Trois raisons reviennent systématiquement sur le terrain :

Le budget. Remplacer un parc de routeurs ou de téléphones professionnels coûte cher. Mais c'est un calcul à courte vue : le coût d'un incident (forensique, remédiation, notification RGPD, perte de confiance) dépasse systématiquement celui du remplacement préventif. Les organisations qui ont subi des audits RGPD le savent bien.

La visibilité. Beaucoup d'organisations ne savent tout simplement pas quels équipements tournent sur leur réseau, encore moins leur statut de support. Sans inventaire à jour, impossible de prioriser les remplacements. C'est la base d'un audit de sécurité SI rigoureux.

L'inertie. « Ça a toujours été là, ça fonctionne. » Le biais du statu quo est le meilleur allié des attaquants. Tant qu'il n'y a pas d'incident visible, le risque reste abstrait pour la direction.

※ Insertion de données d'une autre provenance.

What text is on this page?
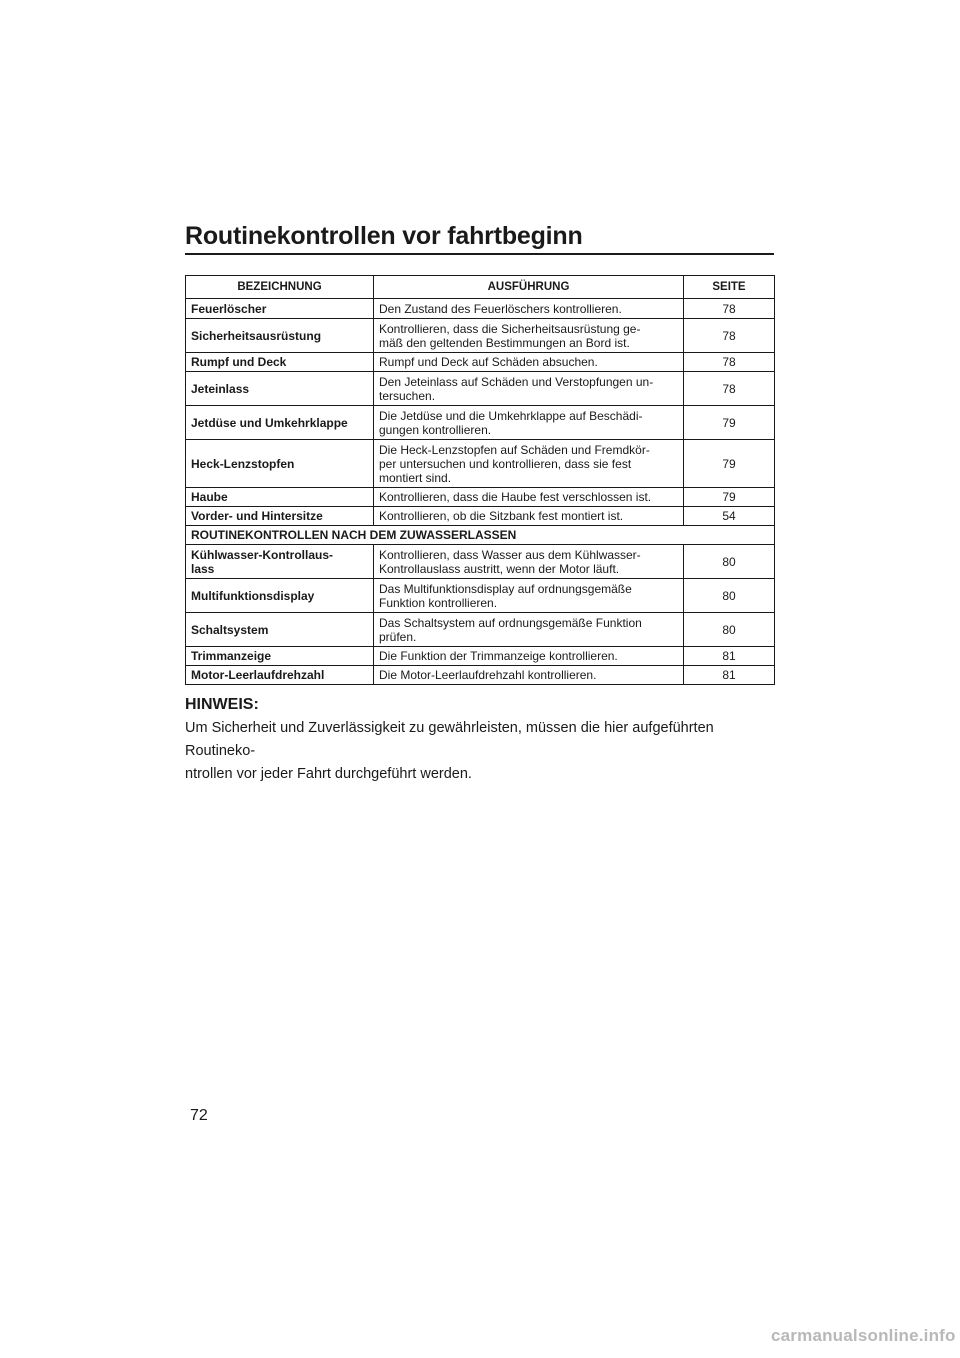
Routinekontrollen vor fahrtbeginn
BEZEICHNUNG	AUSFÜHRUNG	SEITE
Feuerlöscher	Den Zustand des Feuerlöschers kontrollieren.	78
Sicherheitsausrüstung	Kontrollieren, dass die Sicherheitsausrüstung ge-
mäß den geltenden Bestimmungen an Bord ist.	78
Rumpf und Deck	Rumpf und Deck auf Schäden absuchen.	78
Jeteinlass	Den Jeteinlass auf Schäden und Verstopfungen un-
tersuchen.	78
Jetdüse und Umkehrklappe	Die Jetdüse und die Umkehrklappe auf Beschädi-
gungen kontrollieren.	79
Heck-Lenzstopfen	Die Heck-Lenzstopfen auf Schäden und Fremdkör-
per untersuchen und kontrollieren, dass sie fest
montiert sind.	79
Haube	Kontrollieren, dass die Haube fest verschlossen ist.	79
Vorder- und Hintersitze	Kontrollieren, ob die Sitzbank fest montiert ist.	54
ROUTINEKONTROLLEN NACH DEM ZUWASSERLASSEN		
Kühlwasser-Kontrollaus-
lass	Kontrollieren, dass Wasser aus dem Kühlwasser-
Kontrollauslass austritt, wenn der Motor läuft.	80
Multifunktionsdisplay	Das Multifunktionsdisplay auf ordnungsgemäße
Funktion kontrollieren.	80
Schaltsystem	Das Schaltsystem auf ordnungsgemäße Funktion
prüfen.	80
Trimmanzeige	Die Funktion der Trimmanzeige kontrollieren.	81
Motor-Leerlaufdrehzahl	Die Motor-Leerlaufdrehzahl kontrollieren.	81
HINWEIS:

Um Sicherheit und Zuverlässigkeit zu gewährleisten, müssen die hier aufgeführten Routineko-
ntrollen vor jeder Fahrt durchgeführt werden.

72
carmanualsonline.info
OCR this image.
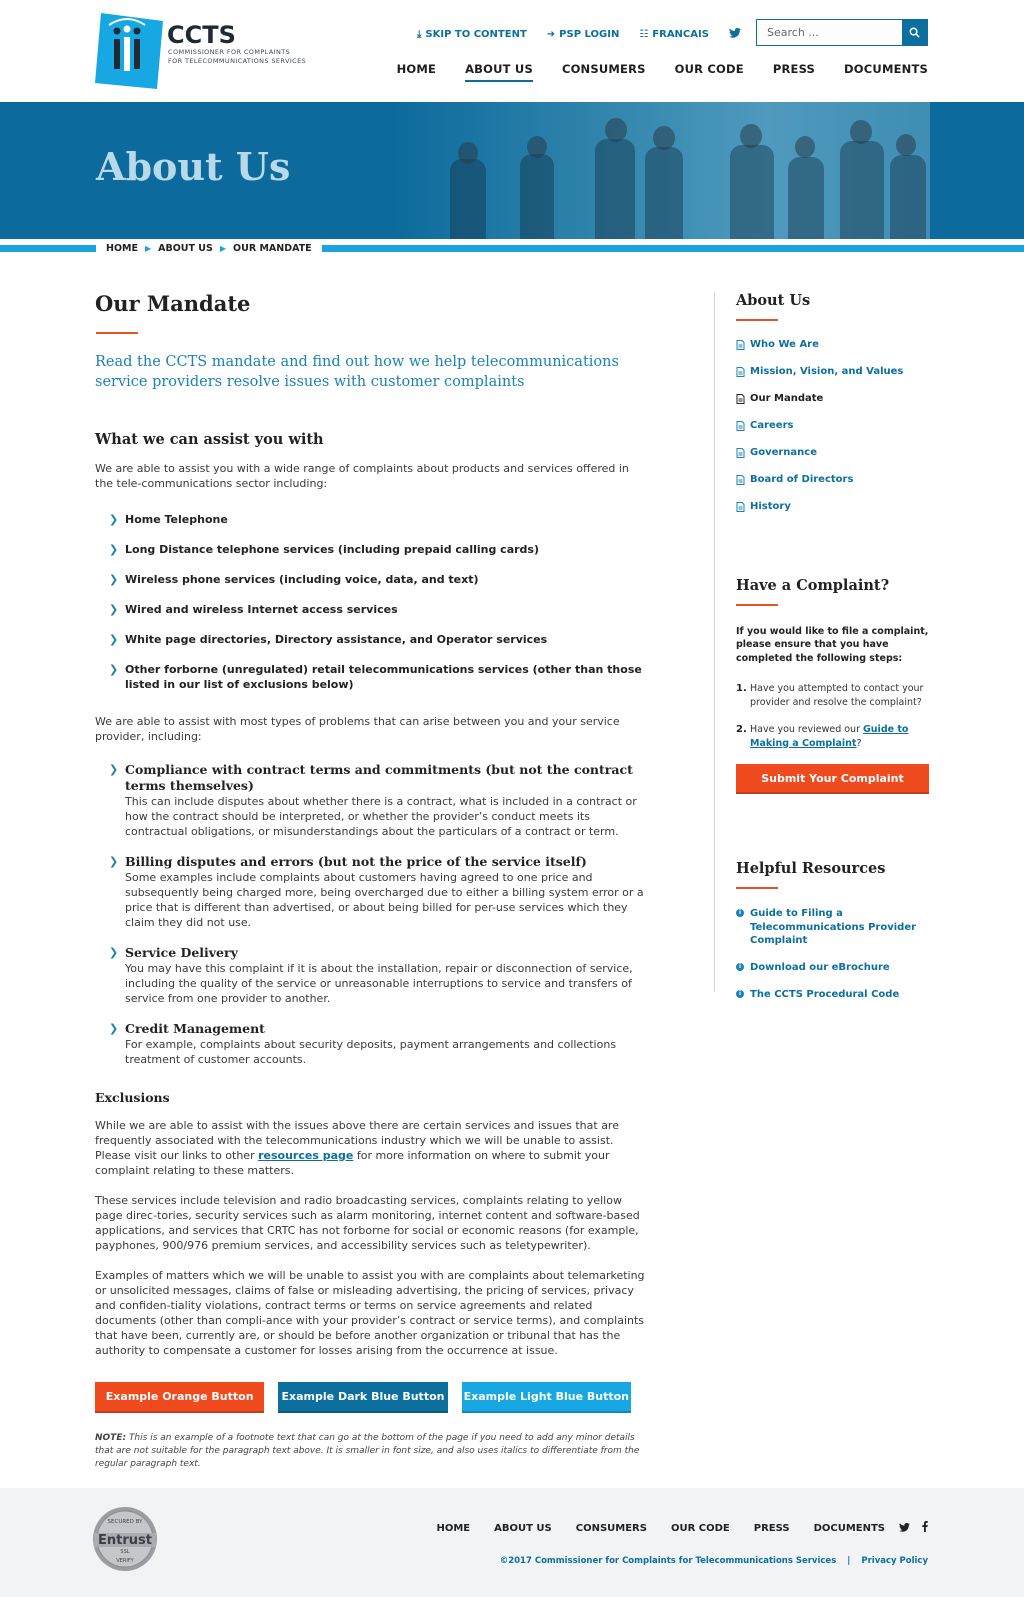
CCTS
COMMISSIONER FOR COMPLAINTS
FOR TELECOMMUNICATIONS SERVICES
⤓ SKIP TO CONTENT ➜ PSP LOGIN ☷ FRANCAIS
Search ...
HOME	ABOUT US	CONSUMERS	OUR CODE	PRESS	DOCUMENTS
About Us
HOME ▶ ABOUT US ▶ OUR MANDATE
Our Mandate

Read the CCTS mandate and find out how we help telecommunications service providers resolve issues with customer complaints

What we can assist you with

We are able to assist you with a wide range of complaints about products and services offered in the tele-communications sector including:

❯ Home Telephone
❯ Long Distance telephone services (including prepaid calling cards)
❯ Wireless phone services (including voice, data, and text)
❯ Wired and wireless Internet access services
❯ White page directories, Directory assistance, and Operator services
❯ Other forborne (unregulated) retail telecommunications services (other than those listed in our list of exclusions below)

We are able to assist with most types of problems that can arise between you and your service provider, including:

❯ Compliance with contract terms and commitments (but not the contract terms themselves)
This can include disputes about whether there is a contract, what is included in a contract or how the contract should be interpreted, or whether the provider’s conduct meets its contractual obligations, or misunderstandings about the particulars of a contract or term.
❯ Billing disputes and errors (but not the price of the service itself)
Some examples include complaints about customers having agreed to one price and subsequently being charged more, being overcharged due to either a billing system error or a price that is different than advertised, or about being billed for per-use services which they claim they did not use.
❯ Service Delivery
You may have this complaint if it is about the installation, repair or disconnection of service, including the quality of the service or unreasonable interruptions to service and transfers of service from one provider to another.
❯ Credit Management
For example, complaints about security deposits, payment arrangements and collections treatment of customer accounts.
Exclusions

While we are able to assist with the issues above there are certain services and issues that are frequently associated with the telecommunications industry which we will be unable to assist. Please visit our links to other resources page for more information on where to submit your complaint relating to these matters.

These services include television and radio broadcasting services, complaints relating to yellow page direc-tories, security services such as alarm monitoring, internet content and software-based applications, and services that CRTC has not forborne for social or economic reasons (for example, payphones, 900/976 premium services, and accessibility services such as teletypewriter).

Examples of matters which we will be unable to assist you with are complaints about telemarketing or unsolicited messages, claims of false or misleading advertising, the pricing of services, privacy and confiden-tiality violations, contract terms or terms on service agreements and related documents (other than compli-ance with your provider’s contract or service terms), and complaints that have been, currently are, or should be before another organization or tribunal that has the authority to compensate a customer for losses arising from the occurrence at issue.

Example Orange Button	Example Dark Blue Button Example Light Blue Button

NOTE: This is an example of a footnote text that can go at the bottom of the page if you need to add any minor details that are not suitable for the paragraph text above. It is smaller in font size, and also uses italics to differentiate from the regular paragraph text.

About Us
Who We Are
Mission, Vision, and Values
Our Mandate
Careers
Governance
Board of Directors
History
Have a Complaint?

If you would like to file a complaint, please ensure that you have completed the following steps:

1. Have you attempted to contact your provider and resolve the complaint?
2. Have you reviewed our Guide to Making a Complaint?
Submit Your Complaint
Helpful Resources
i Guide to Filing a Telecommunications Provider Complaint
i Download our eBrochure
i The CCTS Procedural Code
Entrust
SECURED BY
SSL
VERIFY
HOME ABOUT US CONSUMERS OUR CODE PRESS DOCUMENTS
©2017 Commissioner for Complaints for Telecommunications Services | Privacy Policy
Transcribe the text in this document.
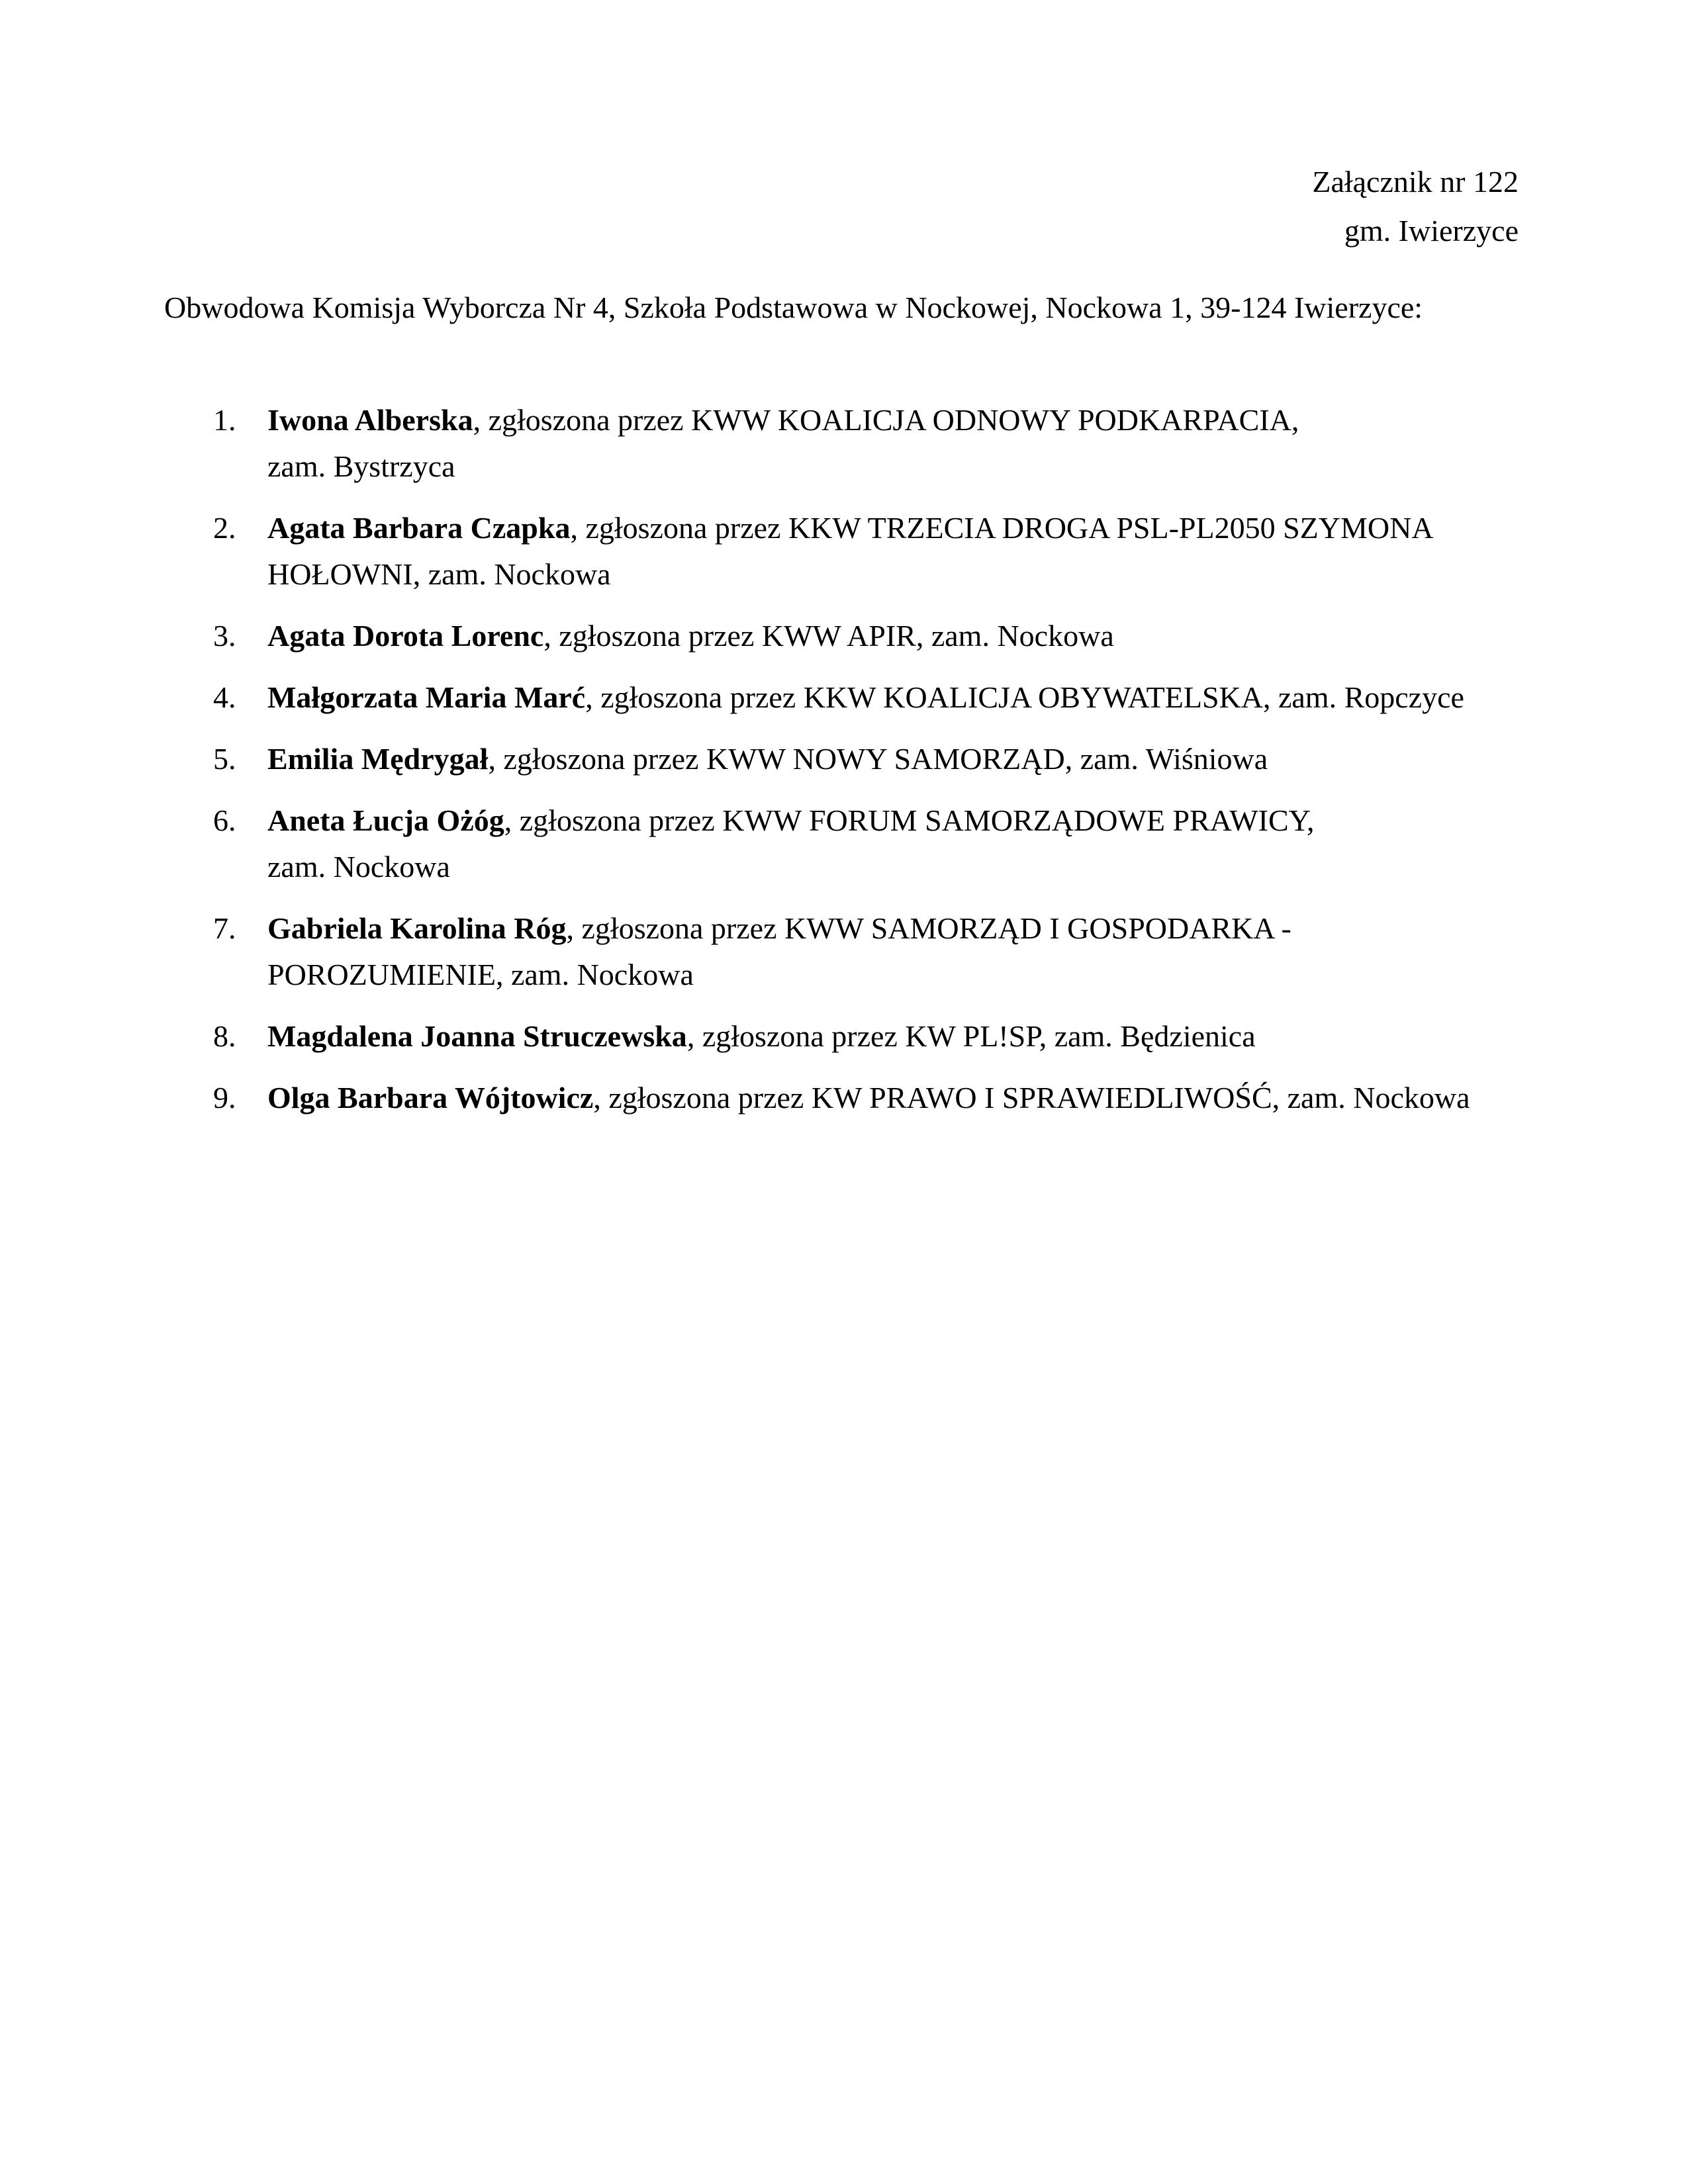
Załącznik nr 122
gm. Iwierzyce
Obwodowa Komisja Wyborcza Nr 4, Szkoła Podstawowa w Nockowej, Nockowa 1, 39-124 Iwierzyce:
1.	Iwona Alberska, zgłoszona przez KWW KOALICJA ODNOWY PODKARPACIA,
zam. Bystrzyca
2.	Agata Barbara Czapka, zgłoszona przez KKW TRZECIA DROGA PSL-PL2050 SZYMONA
HOŁOWNI, zam. Nockowa
3.	Agata Dorota Lorenc, zgłoszona przez KWW APIR, zam. Nockowa
4.	Małgorzata Maria Marć, zgłoszona przez KKW KOALICJA OBYWATELSKA, zam. Ropczyce
5.	Emilia Mędrygał, zgłoszona przez KWW NOWY SAMORZĄD, zam. Wiśniowa
6.	Aneta Łucja Ożóg, zgłoszona przez KWW FORUM SAMORZĄDOWE PRAWICY,
zam. Nockowa
7.	Gabriela Karolina Róg, zgłoszona przez KWW SAMORZĄD I GOSPODARKA -
POROZUMIENIE, zam. Nockowa
8.	Magdalena Joanna Struczewska, zgłoszona przez KW PL!SP, zam. Będzienica
9.	Olga Barbara Wójtowicz, zgłoszona przez KW PRAWO I SPRAWIEDLIWOŚĆ, zam. Nockowa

Ce qu'il faut faire concrètement

La gestion du cycle de vie des équipements n'est pas un luxe — c'est un fondamental de sécurité au même titre que le patch management logiciel. Voici les actions prioritaires :

  • Inventorier exhaustivement tous les équipements réseau, IoT et terminaux mobiles du parc, avec leur date de fin de support. Des outils comme Lansweeper, GLPI ou même un simple scan Nmap régulier permettent de détecter les fantômes du réseau.
  • Définir une politique de remplacement proactive : tout équipement à moins de 12 mois de sa fin de support doit avoir un successeur identifié et budgété.
  • Isoler en attendant : les équipements EOL qui ne peuvent pas être remplacés immédiatement doivent être segmentés dans un VLAN dédié, avec un monitoring renforcé et un accès réseau minimal.
  • Intégrer le cycle de vie dans les achats : avant de déployer un nouvel équipement, exigez du fournisseur un engagement écrit sur la durée de support sécurité. Cinq ans minimum, sans discussion.

Mon avis d'expert

Je le dis sans détour : la gestion des équipements en fin de vie est le trou béant le plus prévisible et le plus ignoré de la cybersécurité française. Pas par manque de compétences — par manque de volonté budgétaire et politique. Quand je fais un audit réseau en PME, je trouve systématiquement des équipements EOL exposés sur Internet. Systématiquement. Le jour où un régulateur imposera un inventaire certifié du matériel actif avec preuve de support, beaucoup de DSI vont avoir une très mauvaise surprise. En attendant, chaque routeur D-Link oublié dans un placard est une porte grande ouverte sur votre SI.

Conclusion

Les zero-days font les gros titres. Mais les vraies brèches, celles qui perdurent des mois en silence, exploitent des failles connues sur des équipements que personne ne surveille plus. La question n'est pas de savoir si vos équipements EOL seront exploités — c'est de savoir quand. Et pour beaucoup d'organisations, la réponse est : c'est déjà fait.